También pienso que Mi Socio 2.0 y Utama atrajeron al público boliviano por algunas de sus características de género o tono: la primera es una comedia, que adopta un lenguaje hegemónico de entretenimiento, combinando el humor con el suspenso, el narcotráfico o el drama familiar, todos comercialmente efectivos; la segunda es una película que le habla a un público juvenil y familiar desde sus personajes principales, plantea una historia desde los afectos y vincula en su propuesta una reflexión sobre el cambio climático, indudable problemática de discusión mundial. Pero creo que es más llamativa la capacidad que ambas producciones tienen de activar la nostalgia y modular las expectativas sobre el cine boliviano y lo que, en el imaginario de la sociedad, debiera ser o es “tradicionalmente” una película nacional.

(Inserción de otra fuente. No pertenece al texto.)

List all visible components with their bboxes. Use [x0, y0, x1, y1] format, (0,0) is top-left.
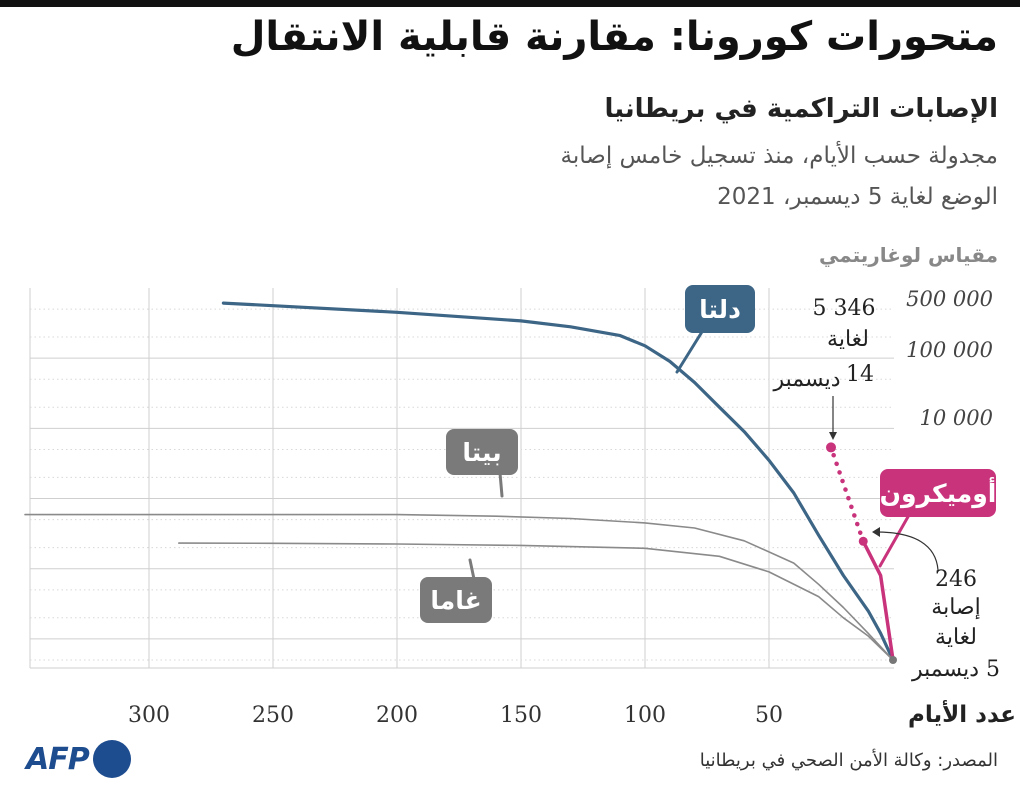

Mi Socio 2.0, como su título lo revela, es la secuela de una de las películas más entrañables para el público nacional: Mi Socio, de 1982, también dirigida por Agazzi. La canción de esta película (compuesta por Alberto Villalpando e interpretada por Gerardo Arias y el niño actor Gerardo Suárez) es el único caso en el que la pieza musical de un film boliviano es clave para la fijación de este en la memoria de la gente. Este año, familias enteras se volcaron a los cines para ver probablemente no tanto la nueva película, sino las formas en las que esta traía otra vez la memoria de la primera. Que a la entrada de uno de los cines haya estado estacionado el mítico camión del film, con el que niñxs cuyos padres fueron niñxs en los ochenta se fotografiaban, habla de las afectividades que mueve esta película, pero de una en particular: la nostalgia. Algo parecido, pero en otro plano, toma forma con Utama. El diálogo que esta película establece, a través de la historia e incluso la locación de esta (el altiplano), de sus personajes y precariedades, saca a la luz una forma ya arraigada de entender qué es el cine boliviano, históricamente. Esto también se puede relacionar con lo que esperan los festivales internacionales sobre Bolivia –historias relacionadas con la identidad indígena y con la vulnerabilidad de los sujetos indígenas– y con la manera en que se espera que el cine boliviano hable de “lo que es Bolivia”. Ciertamente, esto no ocurre solamente con la película de Loayza y es una entrada de análisis que aplica para otros momentos y películas en la historia del cine boliviano. Esto es, pienso, justamente el componente nostálgico con el Utama logra un alcance mayor en comparación de otras películas nacionales recientes. Es probable que una investigación sobre los públicos, sus gustos y sensibilidades, sus prácticas y sus características heterogéneas, pueda dar material para hacer análisis más asentados sobre lo que ahora tengo en mente solo como una intuición. “Solo quisiera volver” puede ser más que el verso de una de las canciones más sentidas de la cumbia boliviana, puede que también sea el mantra de espectadorxs de lo más diversxs en la sala oscura, frente a la pantalla de la televisión o el celular, en la fiesta cantando “quiero, quiero que tú me digas hoy quién nos podrá separar”.